Erick Arc Elliott: “CMJ festival is important. It comes in a good time of the year with summertime slowing down and shit. It still gives people a reason to go outside and look at good hip-hop music. Actually, CMJ is a festival not only for hip-hop, for New York in general.”
Meechy Darko: “It also blends different artists together and shit. You get a nice bill. I see shit with Killer Mike, GZA, eXquire, and K.R.I.T., so it’s a nice little mixture. As an added bonus, it’s in New York—and it’s beautiful right now—so CMJ is holding down our people in New York City. We’re actually getting love for a fucking change. That’s what I really give a fuck about—fuck all the other bullshit. I’m going to be honest with you, this shit is in my city and we are getting love, so it’s beautiful.”
Yo, the only advice I got for new artists is to be yourself. That’s what we do and that’s what all the greats have done. If you’re yourself, you’ll get far.”

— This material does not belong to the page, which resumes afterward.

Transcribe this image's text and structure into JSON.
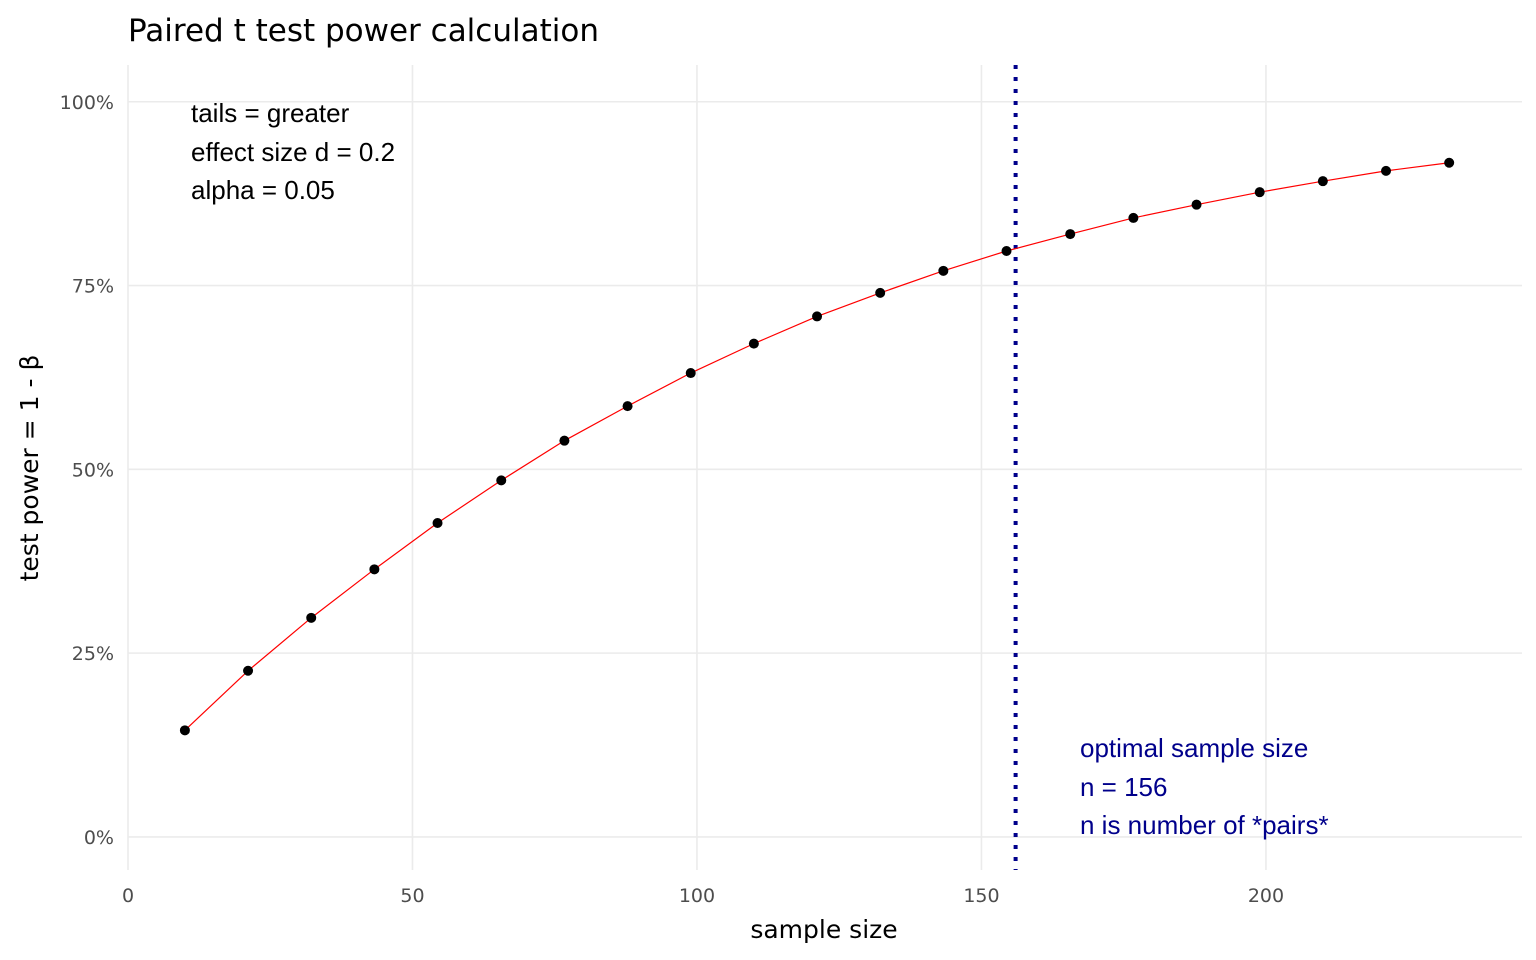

Erick Arc Elliott: “Regardless of any compromising business proposition, fuck all that shit. It’s about being yourself, expressing yourself, and never compromising who you are.”
Meechy Darko: “Niggas are always going to laugh at you, niggas are always going to hate on you, and niggas are always going to feel every single feeling they can feel about you. It’s nothing you can do about it. Do what the fuck you gotta do, and that’s about it.”